I have a question for those who know Leela Zero and also Leela 0.11
I asked in another thread too but had no response.
So, if you think it’s OT here, please post your answer there:
What exactly “playouts” means for LZ? Is the same as “nodes” or “simulations” on Leela?
I can see Leela change its mind about the “best move” while doing more and more simulations, so I let it run for tens of thousands (30k, 50k, even more) on a single move before considering that done.
On LZ I can see people talking about 200 / 800 / 1000 playouts, so I’m not sure I understand correctly.

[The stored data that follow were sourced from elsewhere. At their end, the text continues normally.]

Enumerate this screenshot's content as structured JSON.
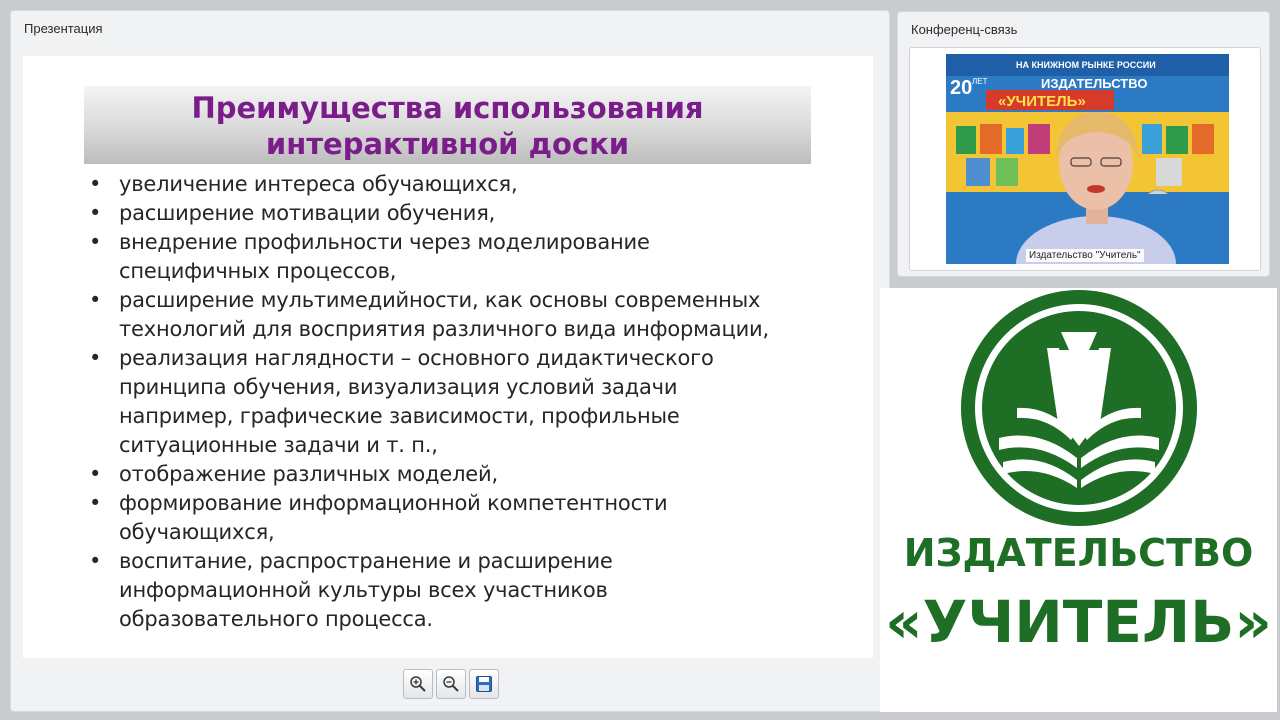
{
  "presentation": {
    "title": "Презентация",
    "slide": {
      "heading_lines": [
        "Преимущества использования",
        "интерактивной доски"
      ],
      "bullet_symbol": "•",
      "bullets": [
        [
          "увеличение интереса обучающихся,"
        ],
        [
          "расширение мотивации обучения,"
        ],
        [
          "внедрение профильности через моделирование",
          "специфичных процессов,"
        ],
        [
          "расширение мультимедийности, как основы современных",
          "технологий для восприятия различного вида информации,"
        ],
        [
          "реализация наглядности – основного дидактического",
          "принципа обучения, визуализация условий задачи",
          "например, графические зависимости, профильные",
          "ситуационные задачи и т. п.,"
        ],
        [
          "отображение различных моделей,"
        ],
        [
          "формирование информационной компетентности",
          "обучающихся,"
        ],
        [
          "воспитание, распространение и расширение",
          "информационной культуры всех участников",
          "образовательного процесса."
        ]
      ]
    },
    "toolbar": [
      "zoom-in-icon",
      "zoom-out-icon",
      "save-icon"
    ]
  },
  "conference": {
    "title": "Конференц-связь",
    "video_caption": "Издательство \"Учитель\"",
    "banner": {
      "top_text": "НА КНИЖНОМ РЫНКЕ РОССИИ",
      "years": "20",
      "years_word": "ЛЕТ",
      "publisher": "ИЗДАТЕЛЬСТВО",
      "name": "«УЧИТЕЛЬ»"
    }
  },
  "logo": {
    "line1": "ИЗДАТЕЛЬСТВО",
    "line2": "«УЧИТЕЛЬ»",
    "color": "#1e6e25"
  }
}
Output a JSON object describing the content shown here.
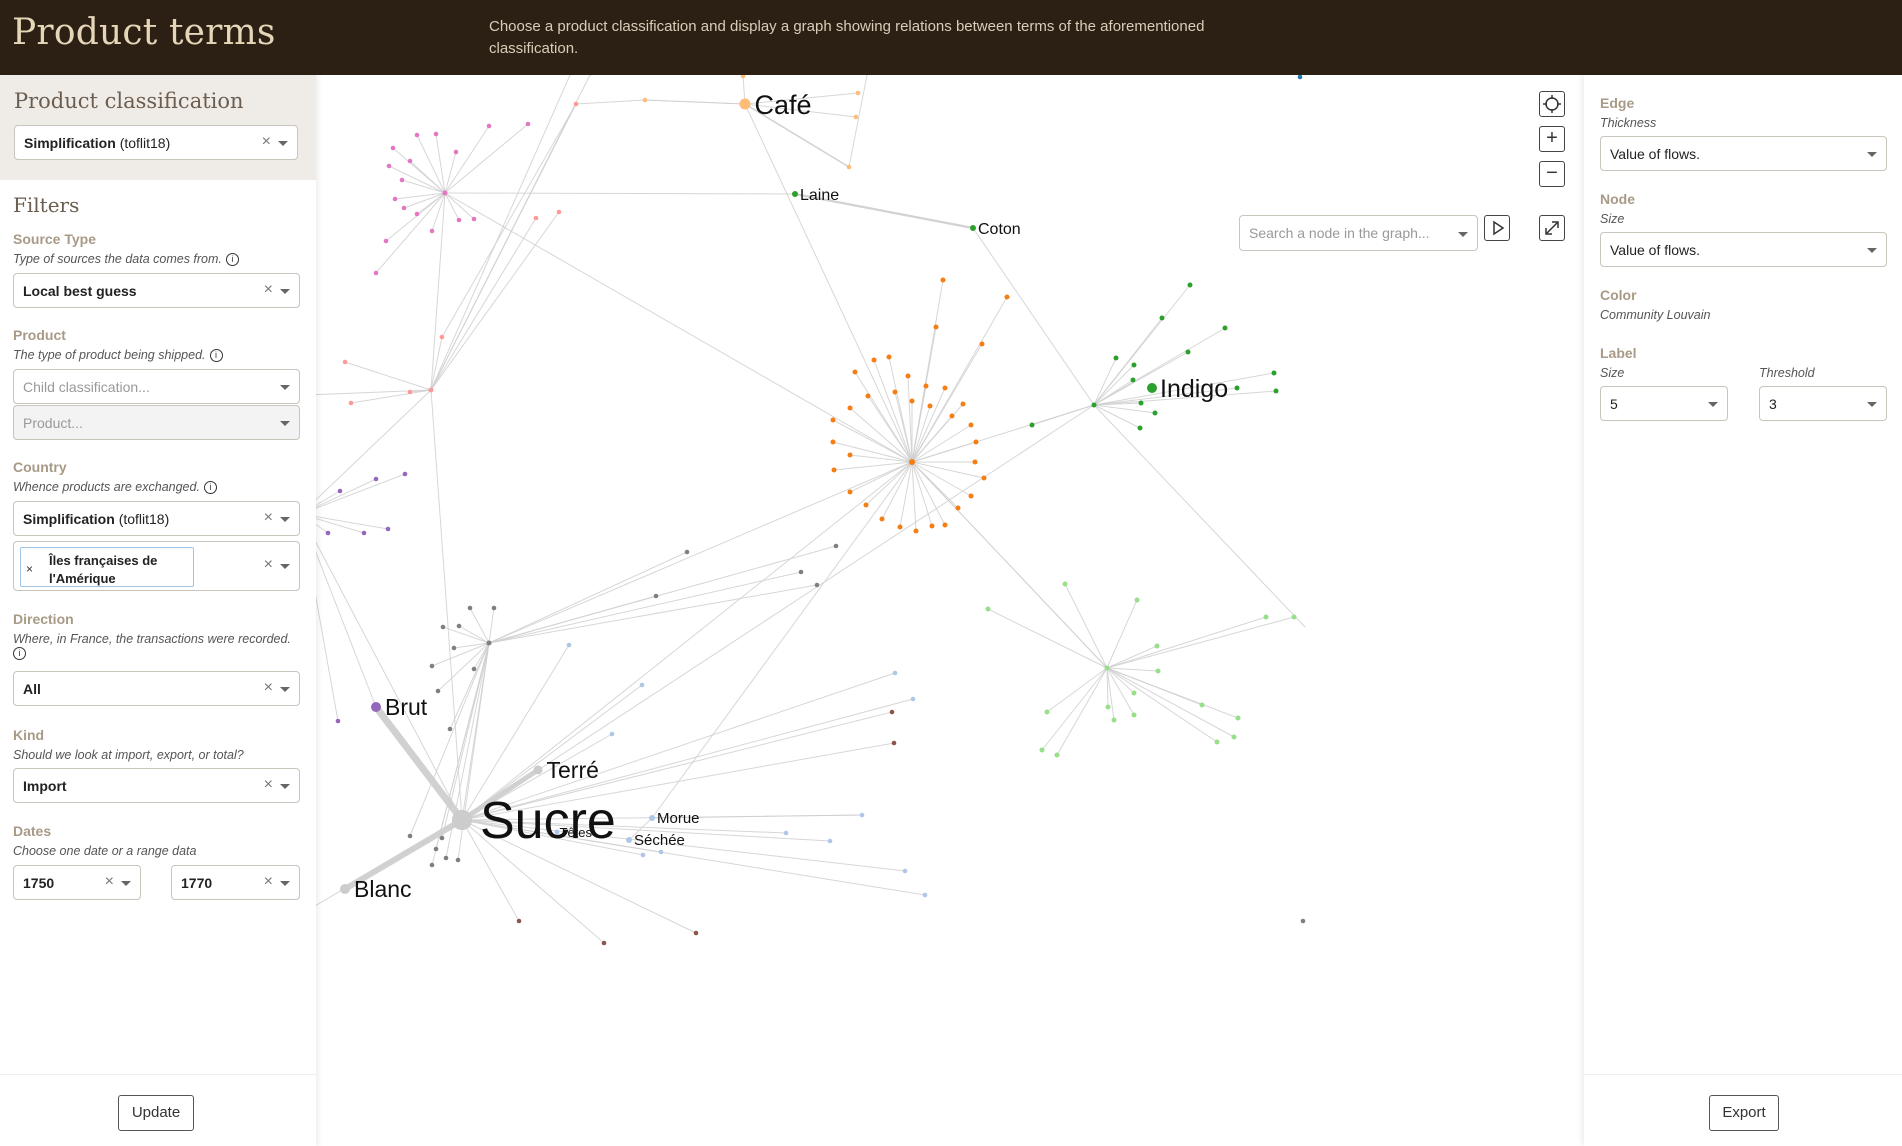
{
  "header": {
    "title": "Product terms",
    "description": "Choose a product classification and display a graph showing relations between terms of the aforementioned classification."
  },
  "left_panel": {
    "classification": {
      "title": "Product classification",
      "selected": "Simplification",
      "selected_sub": "(toflit18)"
    },
    "filters_title": "Filters",
    "source_type": {
      "label": "Source Type",
      "help": "Type of sources the data comes from.",
      "value": "Local best guess"
    },
    "product": {
      "label": "Product",
      "help": "The type of product being shipped.",
      "child_placeholder": "Child classification...",
      "product_placeholder": "Product..."
    },
    "country": {
      "label": "Country",
      "help": "Whence products are exchanged.",
      "classification": "Simplification",
      "classification_sub": "(toflit18)",
      "tag": "Îles françaises de l'Amérique"
    },
    "direction": {
      "label": "Direction",
      "help": "Where, in France, the transactions were recorded.",
      "value": "All"
    },
    "kind": {
      "label": "Kind",
      "help": "Should we look at import, export, or total?",
      "value": "Import"
    },
    "dates": {
      "label": "Dates",
      "help": "Choose one date or a range data",
      "from": "1750",
      "to": "1770"
    },
    "update_label": "Update",
    "clear_symbol": "×",
    "info_symbol": "i"
  },
  "graph_controls": {
    "search_placeholder": "Search a node in the graph...",
    "zoom_in": "+",
    "zoom_out": "−",
    "recenter_icon": "target-icon",
    "play_icon": "play-icon",
    "fullscreen_icon": "expand-icon"
  },
  "graph": {
    "labels": [
      {
        "text": "Café",
        "node": "cafe"
      },
      {
        "text": "Laine",
        "node": "laine"
      },
      {
        "text": "Coton",
        "node": "coton"
      },
      {
        "text": "Indigo",
        "node": "indigo"
      },
      {
        "text": "Brut",
        "node": "brut"
      },
      {
        "text": "Terré",
        "node": "terre"
      },
      {
        "text": "Sucre",
        "node": "sucre"
      },
      {
        "text": "Têtes",
        "node": "tetes"
      },
      {
        "text": "Morue",
        "node": "morue"
      },
      {
        "text": "Séchée",
        "node": "sechee"
      },
      {
        "text": "Blanc",
        "node": "blanc"
      }
    ],
    "colors": {
      "orange": "#f57e13",
      "green": "#2ca02c",
      "lightgreen": "#98df8a",
      "pink": "#e377c2",
      "salmon": "#ff9896",
      "purple": "#9467bd",
      "gray": "#7f7f7f",
      "lightblue": "#aec7e8",
      "brown": "#8c564b",
      "peach": "#ffbb78",
      "cyan": "#17becf",
      "blue": "#1f77b4",
      "edge": "#d0d0d0",
      "sucre": "#cccccc"
    }
  },
  "right_panel": {
    "edge": {
      "label": "Edge",
      "sub": "Thickness",
      "value": "Value of flows."
    },
    "node": {
      "label": "Node",
      "sub": "Size",
      "value": "Value of flows."
    },
    "color": {
      "label": "Color",
      "value": "Community Louvain"
    },
    "label": {
      "label": "Label",
      "size_sub": "Size",
      "size_value": "5",
      "threshold_sub": "Threshold",
      "threshold_value": "3"
    },
    "export_label": "Export"
  }
}
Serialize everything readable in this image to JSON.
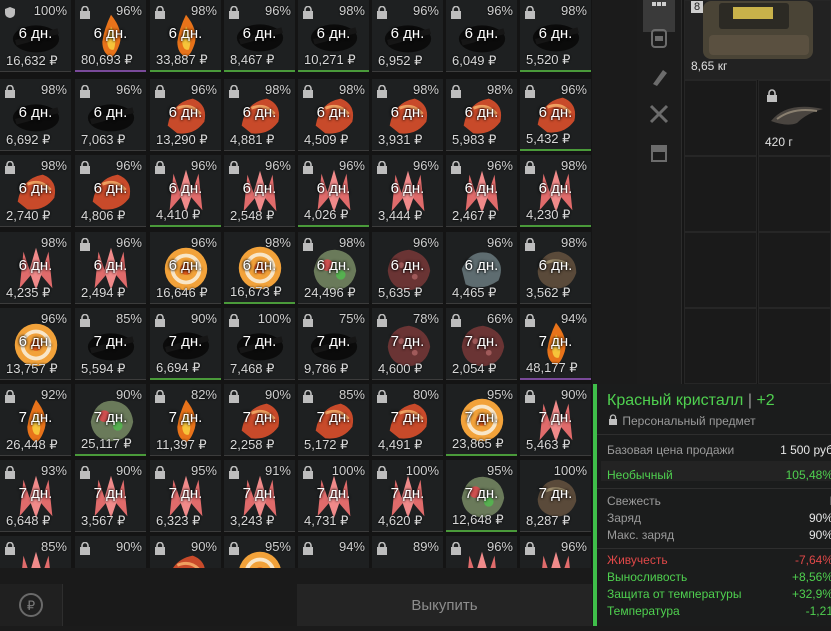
{
  "grid": {
    "cells": [
      {
        "pct": "100%",
        "days": "6 дн.",
        "price": "16,632 ₽",
        "icon": "shield-icon",
        "art": "dark",
        "q": ""
      },
      {
        "pct": "96%",
        "days": "6 дн.",
        "price": "80,693 ₽",
        "icon": "lock-icon",
        "art": "fire",
        "q": "purple"
      },
      {
        "pct": "98%",
        "days": "6 дн.",
        "price": "33,887 ₽",
        "icon": "lock-icon",
        "art": "fire",
        "q": "green"
      },
      {
        "pct": "96%",
        "days": "6 дн.",
        "price": "8,467 ₽",
        "icon": "lock-icon",
        "art": "dark",
        "q": "green"
      },
      {
        "pct": "98%",
        "days": "6 дн.",
        "price": "10,271 ₽",
        "icon": "lock-icon",
        "art": "dark",
        "q": "green"
      },
      {
        "pct": "96%",
        "days": "6 дн.",
        "price": "6,952 ₽",
        "icon": "lock-icon",
        "art": "dark",
        "q": ""
      },
      {
        "pct": "96%",
        "days": "6 дн.",
        "price": "6,049 ₽",
        "icon": "lock-icon",
        "art": "dark",
        "q": ""
      },
      {
        "pct": "98%",
        "days": "6 дн.",
        "price": "5,520 ₽",
        "icon": "lock-icon",
        "art": "dark",
        "q": "green"
      },
      {
        "pct": "98%",
        "days": "6 дн.",
        "price": "6,692 ₽",
        "icon": "lock-icon",
        "art": "dark",
        "q": ""
      },
      {
        "pct": "96%",
        "days": "6 дн.",
        "price": "7,063 ₽",
        "icon": "lock-icon",
        "art": "dark",
        "q": ""
      },
      {
        "pct": "96%",
        "days": "6 дн.",
        "price": "13,290 ₽",
        "icon": "lock-icon",
        "art": "red",
        "q": ""
      },
      {
        "pct": "98%",
        "days": "6 дн.",
        "price": "4,881 ₽",
        "icon": "lock-icon",
        "art": "red",
        "q": ""
      },
      {
        "pct": "98%",
        "days": "6 дн.",
        "price": "4,509 ₽",
        "icon": "lock-icon",
        "art": "red",
        "q": ""
      },
      {
        "pct": "98%",
        "days": "6 дн.",
        "price": "3,931 ₽",
        "icon": "lock-icon",
        "art": "red",
        "q": ""
      },
      {
        "pct": "98%",
        "days": "6 дн.",
        "price": "5,983 ₽",
        "icon": "lock-icon",
        "art": "red",
        "q": ""
      },
      {
        "pct": "96%",
        "days": "6 дн.",
        "price": "5,432 ₽",
        "icon": "lock-icon",
        "art": "red",
        "q": "green"
      },
      {
        "pct": "98%",
        "days": "6 дн.",
        "price": "2,740 ₽",
        "icon": "lock-icon",
        "art": "red",
        "q": ""
      },
      {
        "pct": "96%",
        "days": "6 дн.",
        "price": "4,806 ₽",
        "icon": "lock-icon",
        "art": "red",
        "q": ""
      },
      {
        "pct": "96%",
        "days": "6 дн.",
        "price": "4,410 ₽",
        "icon": "lock-icon",
        "art": "crystal",
        "q": "green"
      },
      {
        "pct": "96%",
        "days": "6 дн.",
        "price": "2,548 ₽",
        "icon": "lock-icon",
        "art": "crystal",
        "q": ""
      },
      {
        "pct": "96%",
        "days": "6 дн.",
        "price": "4,026 ₽",
        "icon": "lock-icon",
        "art": "crystal",
        "q": "green"
      },
      {
        "pct": "96%",
        "days": "6 дн.",
        "price": "3,444 ₽",
        "icon": "lock-icon",
        "art": "crystal",
        "q": ""
      },
      {
        "pct": "96%",
        "days": "6 дн.",
        "price": "2,467 ₽",
        "icon": "lock-icon",
        "art": "crystal",
        "q": ""
      },
      {
        "pct": "98%",
        "days": "6 дн.",
        "price": "4,230 ₽",
        "icon": "lock-icon",
        "art": "crystal",
        "q": "green"
      },
      {
        "pct": "98%",
        "days": "6 дн.",
        "price": "4,235 ₽",
        "icon": "",
        "art": "crystal",
        "q": ""
      },
      {
        "pct": "96%",
        "days": "6 дн.",
        "price": "2,494 ₽",
        "icon": "lock-icon",
        "art": "crystal",
        "q": ""
      },
      {
        "pct": "96%",
        "days": "6 дн.",
        "price": "16,646 ₽",
        "icon": "",
        "art": "swirl",
        "q": ""
      },
      {
        "pct": "98%",
        "days": "6 дн.",
        "price": "16,673 ₽",
        "icon": "",
        "art": "swirl",
        "q": "green"
      },
      {
        "pct": "98%",
        "days": "6 дн.",
        "price": "24,496 ₽",
        "icon": "lock-icon",
        "art": "moss",
        "q": ""
      },
      {
        "pct": "96%",
        "days": "6 дн.",
        "price": "5,635 ₽",
        "icon": "",
        "art": "rock",
        "q": ""
      },
      {
        "pct": "96%",
        "days": "6 дн.",
        "price": "4,465 ₽",
        "icon": "",
        "art": "gray",
        "q": ""
      },
      {
        "pct": "98%",
        "days": "6 дн.",
        "price": "3,562 ₽",
        "icon": "lock-icon",
        "art": "brown",
        "q": ""
      },
      {
        "pct": "96%",
        "days": "6 дн.",
        "price": "13,757 ₽",
        "icon": "",
        "art": "swirl",
        "q": ""
      },
      {
        "pct": "85%",
        "days": "7 дн.",
        "price": "5,594 ₽",
        "icon": "lock-icon",
        "art": "dark",
        "q": ""
      },
      {
        "pct": "90%",
        "days": "7 дн.",
        "price": "6,694 ₽",
        "icon": "lock-icon",
        "art": "dark",
        "q": "green"
      },
      {
        "pct": "100%",
        "days": "7 дн.",
        "price": "7,468 ₽",
        "icon": "lock-icon",
        "art": "dark",
        "q": ""
      },
      {
        "pct": "75%",
        "days": "7 дн.",
        "price": "9,786 ₽",
        "icon": "lock-icon",
        "art": "dark",
        "q": ""
      },
      {
        "pct": "78%",
        "days": "7 дн.",
        "price": "4,600 ₽",
        "icon": "lock-icon",
        "art": "rock",
        "q": ""
      },
      {
        "pct": "66%",
        "days": "7 дн.",
        "price": "2,054 ₽",
        "icon": "lock-icon",
        "art": "rock",
        "q": ""
      },
      {
        "pct": "94%",
        "days": "7 дн.",
        "price": "48,177 ₽",
        "icon": "lock-icon",
        "art": "fire",
        "q": "purple"
      },
      {
        "pct": "92%",
        "days": "7 дн.",
        "price": "26,448 ₽",
        "icon": "lock-icon",
        "art": "fire",
        "q": ""
      },
      {
        "pct": "90%",
        "days": "7 дн.",
        "price": "25,117 ₽",
        "icon": "",
        "art": "moss",
        "q": "green"
      },
      {
        "pct": "82%",
        "days": "7 дн.",
        "price": "11,397 ₽",
        "icon": "lock-icon",
        "art": "fire",
        "q": ""
      },
      {
        "pct": "90%",
        "days": "7 дн.",
        "price": "2,258 ₽",
        "icon": "lock-icon",
        "art": "red",
        "q": ""
      },
      {
        "pct": "85%",
        "days": "7 дн.",
        "price": "5,172 ₽",
        "icon": "lock-icon",
        "art": "red",
        "q": ""
      },
      {
        "pct": "80%",
        "days": "7 дн.",
        "price": "4,491 ₽",
        "icon": "lock-icon",
        "art": "red",
        "q": ""
      },
      {
        "pct": "95%",
        "days": "7 дн.",
        "price": "23,865 ₽",
        "icon": "",
        "art": "swirl",
        "q": "green"
      },
      {
        "pct": "90%",
        "days": "7 дн.",
        "price": "5,463 ₽",
        "icon": "lock-icon",
        "art": "crystal",
        "q": ""
      },
      {
        "pct": "93%",
        "days": "7 дн.",
        "price": "6,648 ₽",
        "icon": "lock-icon",
        "art": "crystal",
        "q": ""
      },
      {
        "pct": "90%",
        "days": "7 дн.",
        "price": "3,567 ₽",
        "icon": "lock-icon",
        "art": "crystal",
        "q": ""
      },
      {
        "pct": "95%",
        "days": "7 дн.",
        "price": "6,323 ₽",
        "icon": "lock-icon",
        "art": "crystal",
        "q": ""
      },
      {
        "pct": "91%",
        "days": "7 дн.",
        "price": "3,243 ₽",
        "icon": "lock-icon",
        "art": "crystal",
        "q": ""
      },
      {
        "pct": "100%",
        "days": "7 дн.",
        "price": "4,731 ₽",
        "icon": "lock-icon",
        "art": "crystal",
        "q": ""
      },
      {
        "pct": "100%",
        "days": "7 дн.",
        "price": "4,620 ₽",
        "icon": "lock-icon",
        "art": "crystal",
        "q": ""
      },
      {
        "pct": "95%",
        "days": "7 дн.",
        "price": "12,648 ₽",
        "icon": "",
        "art": "moss",
        "q": "green"
      },
      {
        "pct": "100%",
        "days": "7 дн.",
        "price": "8,287 ₽",
        "icon": "",
        "art": "brown",
        "q": ""
      },
      {
        "pct": "85%",
        "days": "",
        "price": "",
        "icon": "lock-icon",
        "art": "crystal",
        "q": ""
      },
      {
        "pct": "90%",
        "days": "",
        "price": "",
        "icon": "lock-icon",
        "art": "",
        "q": ""
      },
      {
        "pct": "90%",
        "days": "",
        "price": "",
        "icon": "lock-icon",
        "art": "red",
        "q": ""
      },
      {
        "pct": "95%",
        "days": "",
        "price": "",
        "icon": "lock-icon",
        "art": "swirl",
        "q": ""
      },
      {
        "pct": "94%",
        "days": "",
        "price": "",
        "icon": "lock-icon",
        "art": "",
        "q": ""
      },
      {
        "pct": "89%",
        "days": "",
        "price": "",
        "icon": "lock-icon",
        "art": "",
        "q": ""
      },
      {
        "pct": "96%",
        "days": "",
        "price": "",
        "icon": "lock-icon",
        "art": "crystal",
        "q": ""
      },
      {
        "pct": "96%",
        "days": "",
        "price": "",
        "icon": "lock-icon",
        "art": "crystal",
        "q": ""
      }
    ]
  },
  "footer": {
    "buy_label": "Выкупить",
    "currency_icon": "ruble-cycle-icon"
  },
  "sidebar": {
    "icons": [
      "grid-icon",
      "backpack-icon",
      "flashlight-icon",
      "tools-icon",
      "box-icon"
    ]
  },
  "inventory": {
    "backpack": {
      "badge": "8",
      "weight": "8,65 кг"
    },
    "item": {
      "weight": "420 г"
    }
  },
  "tooltip": {
    "title": "Красный кристалл",
    "upgrade": "+2",
    "personal": "Персональный предмет",
    "base_price_label": "Базовая цена продажи",
    "base_price_value": "1 500 руб",
    "rarity_label": "Необычный",
    "rarity_value": "105,48%",
    "stats": [
      {
        "label": "Свежесть",
        "value": "I",
        "color": "#9a9a9a"
      },
      {
        "label": "Заряд",
        "value": "90%",
        "color": "#9a9a9a"
      },
      {
        "label": "Макс. заряд",
        "value": "90%",
        "color": "#9a9a9a"
      }
    ],
    "effects": [
      {
        "label": "Живучесть",
        "value": "-7,64%",
        "color": "#e04848"
      },
      {
        "label": "Выносливость",
        "value": "+8,56%",
        "color": "#4fd04f"
      },
      {
        "label": "Защита от температуры",
        "value": "+32,9%",
        "color": "#4fd04f"
      },
      {
        "label": "Температура",
        "value": "-1,21",
        "color": "#4fd04f"
      }
    ],
    "colors": {
      "accent": "#3fbf4a",
      "base": "#9a9a9a",
      "rarity": "#4fd04f"
    }
  }
}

I believe the only difference with old-fashioned Monte Carlo Tree Search is the method by which it selects the next node to explore. In “classic” MCTS this is done by a relatively easy function that looks at how much some node has been explored and how well it’s chances are, but for LZ this is done by a function that uses a neural network, that is trained to spot the best move. It also uses the neural network to do the simulation, where it keeps playing until the game is decided and then updates the parent nodes. In classic MCTS this is often done randomly, or using heuristics that aren’t based on deep learning.
So then a playout is just the same as a simulation, but the thing with LZ is that it uses a much more complicated neural net, and thus one playout takes a lot more time (but is way more accurate).
Yeah, playout is very close to simulation. In playout procedure LZ tries a sequence of moves from root position and evaluates the result of the sequence.
With new fancy neural networks as they get smarter and larger, they don’t need as many playouts to evaluate the position correctly, they just “know”.
Just play around with LZ. If you see win% changes significantly with new playouts then it clearly haven’t decided yet. If it stays more or less the same then what’s the point? Yeah, it might change its mind after a billion of playouts but is the waiting really worth it?
Does anybody know the command line options used for the 400 game validations? In particular, if these run on one thread without randomization, why do they not play the exact same game 400 times over? There must be a random element, but I do not know what it is.
Leela Zero does not do any monte carlo rollouts. Instead of rolling out a game to the end N times and then looking at the resulting winning percentage, it just asks the validation head of the network what it expects the winrate to be from the current position. It expands the tree one move at a time, always expanding from positions where winrate is high and previous exploration is low. Every time a position is expanded by one move, there is one call to the network. This is called UCT search (upper confidence bound for trees). Alphago zero works the same way. I do not think Monte Carlo Tree Search is a good name for this algorithm, given that it does no random rollouts at all.